East Wheelock subs freshmen for applicants

by Nathan Swire | 10/5/07 3:04am

For the first time since the East Wheelock cluster's 1996 founding, some upperclass students who applied to live in the community were rejected -- at the same time as freshman who expressed no preference for living in the community found themselves assigned to East Wheelock.

East Wheelock, whose philosophy centers on integrating students' residential and academic lives, requires a separate application process of two personal essays in order to gain admittance.

This year, 22 of the 107 freshman housed in East Wheelock did not apply for rooms in the cluster. Director of Undergraduate Housing Rachael Class-Giguere said the 22 freshmen who did not apply to East Wheelock were assigned to live there because at 1,116 members, the Class of 2011 is especially large, and because so few of them applied to East Wheelock in comparison with previous years.

Class-Giguere said that the Office of Residential Life attempts to create as many freshman-only floors as possible during each housing cycle. Due to the large size of this year's freshman class, ORL was forced to place freshmen in East Wheelock to create enough first-year halls.

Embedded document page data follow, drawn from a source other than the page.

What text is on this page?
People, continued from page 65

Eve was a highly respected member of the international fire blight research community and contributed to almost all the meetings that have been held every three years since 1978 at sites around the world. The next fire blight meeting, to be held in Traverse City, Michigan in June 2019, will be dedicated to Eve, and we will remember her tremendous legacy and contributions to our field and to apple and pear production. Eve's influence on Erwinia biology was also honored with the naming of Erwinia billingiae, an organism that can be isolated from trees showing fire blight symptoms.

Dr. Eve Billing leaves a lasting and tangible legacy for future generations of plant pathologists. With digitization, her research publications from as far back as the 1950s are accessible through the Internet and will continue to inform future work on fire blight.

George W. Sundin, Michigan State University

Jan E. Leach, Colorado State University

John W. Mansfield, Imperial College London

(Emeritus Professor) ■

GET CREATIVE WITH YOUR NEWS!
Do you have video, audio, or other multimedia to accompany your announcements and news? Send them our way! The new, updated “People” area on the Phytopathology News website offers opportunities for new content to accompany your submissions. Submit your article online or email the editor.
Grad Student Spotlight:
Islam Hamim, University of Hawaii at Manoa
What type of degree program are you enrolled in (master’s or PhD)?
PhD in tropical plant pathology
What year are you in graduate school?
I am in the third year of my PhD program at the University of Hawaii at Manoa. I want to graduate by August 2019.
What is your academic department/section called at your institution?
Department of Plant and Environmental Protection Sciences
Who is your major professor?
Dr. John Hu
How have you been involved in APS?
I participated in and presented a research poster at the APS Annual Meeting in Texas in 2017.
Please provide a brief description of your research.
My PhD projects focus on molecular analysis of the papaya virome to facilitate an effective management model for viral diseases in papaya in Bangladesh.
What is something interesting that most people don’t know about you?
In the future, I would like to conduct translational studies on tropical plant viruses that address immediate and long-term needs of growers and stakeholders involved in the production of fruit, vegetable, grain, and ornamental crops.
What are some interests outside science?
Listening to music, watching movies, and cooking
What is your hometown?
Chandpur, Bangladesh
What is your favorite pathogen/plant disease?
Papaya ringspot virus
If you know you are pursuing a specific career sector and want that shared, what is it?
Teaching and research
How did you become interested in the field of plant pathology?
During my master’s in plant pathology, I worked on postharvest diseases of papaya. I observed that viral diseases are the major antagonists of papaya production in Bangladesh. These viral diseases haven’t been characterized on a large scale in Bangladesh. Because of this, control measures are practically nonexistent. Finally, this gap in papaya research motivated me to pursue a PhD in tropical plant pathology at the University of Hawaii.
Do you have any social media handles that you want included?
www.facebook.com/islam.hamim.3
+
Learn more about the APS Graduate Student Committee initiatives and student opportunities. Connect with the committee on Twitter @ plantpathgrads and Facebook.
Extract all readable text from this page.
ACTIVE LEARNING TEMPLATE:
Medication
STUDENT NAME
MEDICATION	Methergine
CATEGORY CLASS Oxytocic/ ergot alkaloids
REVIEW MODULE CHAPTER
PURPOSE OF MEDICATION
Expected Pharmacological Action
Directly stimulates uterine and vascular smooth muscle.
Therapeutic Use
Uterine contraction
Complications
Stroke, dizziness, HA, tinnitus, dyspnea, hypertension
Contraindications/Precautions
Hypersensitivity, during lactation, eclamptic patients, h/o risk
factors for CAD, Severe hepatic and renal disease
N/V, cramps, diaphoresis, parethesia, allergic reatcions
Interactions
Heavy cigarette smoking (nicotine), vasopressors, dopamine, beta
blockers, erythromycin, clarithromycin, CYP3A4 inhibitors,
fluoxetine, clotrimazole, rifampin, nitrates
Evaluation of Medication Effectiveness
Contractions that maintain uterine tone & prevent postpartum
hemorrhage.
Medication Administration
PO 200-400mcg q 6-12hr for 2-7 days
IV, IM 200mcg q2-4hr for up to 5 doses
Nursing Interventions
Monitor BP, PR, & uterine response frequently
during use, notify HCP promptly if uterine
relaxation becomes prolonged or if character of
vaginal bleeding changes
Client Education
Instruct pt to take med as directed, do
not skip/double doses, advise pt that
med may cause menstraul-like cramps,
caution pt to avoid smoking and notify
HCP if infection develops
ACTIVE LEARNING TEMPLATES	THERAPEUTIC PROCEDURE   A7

ORL's decision, however, has created unrest among some of the freshmen who did not wish to be housed in the cluster.

Eric Wang '11 did not apply to the East Wheelock cluster but was assigned a room in Morton -- despite listing a five out of five on the "social" and "rowdy" axes of his housing form.

"It sucks. It's far from everything," Wang said of his dorm. "It's really hard to get home from frat row at 3:00 a.m."

Placing Wang and other freshmen in the cluster reduced the number of beds reserved for upperclassmen to 135. As a result, some upperclassmen whose applications were accepted were unable to gain rooms in the cluster -- a problem that has never before surfaced.

"It had always seemed to work out that the number of people who showed up was the number needed to get the beds filled," Class-Giguere said.

Victoria Stockman '10, who reapplied and was accepted to East Wheelock after living in the cluster her freshman year, said she enjoyed the community's more studious atmosphere.

"It's quiet, it's nice, you've got a lot of professors at your fingertips, so I wanted that again this year," she said. "I got a bunch of friends who hadn't lived there to apply so we could live together."

Stockman and her friends drew moderate housing numbers going into East Wheelock room draw, but did not ultimately receive housing.

"We get there, we sit down, busily talking to each other as each room is pulled away before our eyes. After two hours of anxious sitting, we looked up at the board, and there was nothing left," Stockman said.

At the end of the meeting about 70 students remained without rooms, Stockman estimated.

Stockman questioned ORL's handling of East Wheelock room draw.

"Where did this rush of upperclassmen come from? Why would they accept 70 more people than they could house?" she asked.

Class-Giguere said that ORL will discuss the low freshman application rate with the management of the East Wheelock cluster.

"We will definitely be working with them to talk about either how to better explain what the program offers so more people are interested in applying, or [to see if] they say, 'We just don't want to have an application process for next year,'" Class-Giguere said.

For students whose housing process did not go as planned, there may be some silver lining.

Stockman and her friends still managed to get a room together, though it was not their first choice. Wang enjoys the privacy and better opportunities for personal hygiene afforded by his own private bathroom, and said the residents of his hall feel solidarity in their disappointing situation.

"You can bond in your shared misery," he said.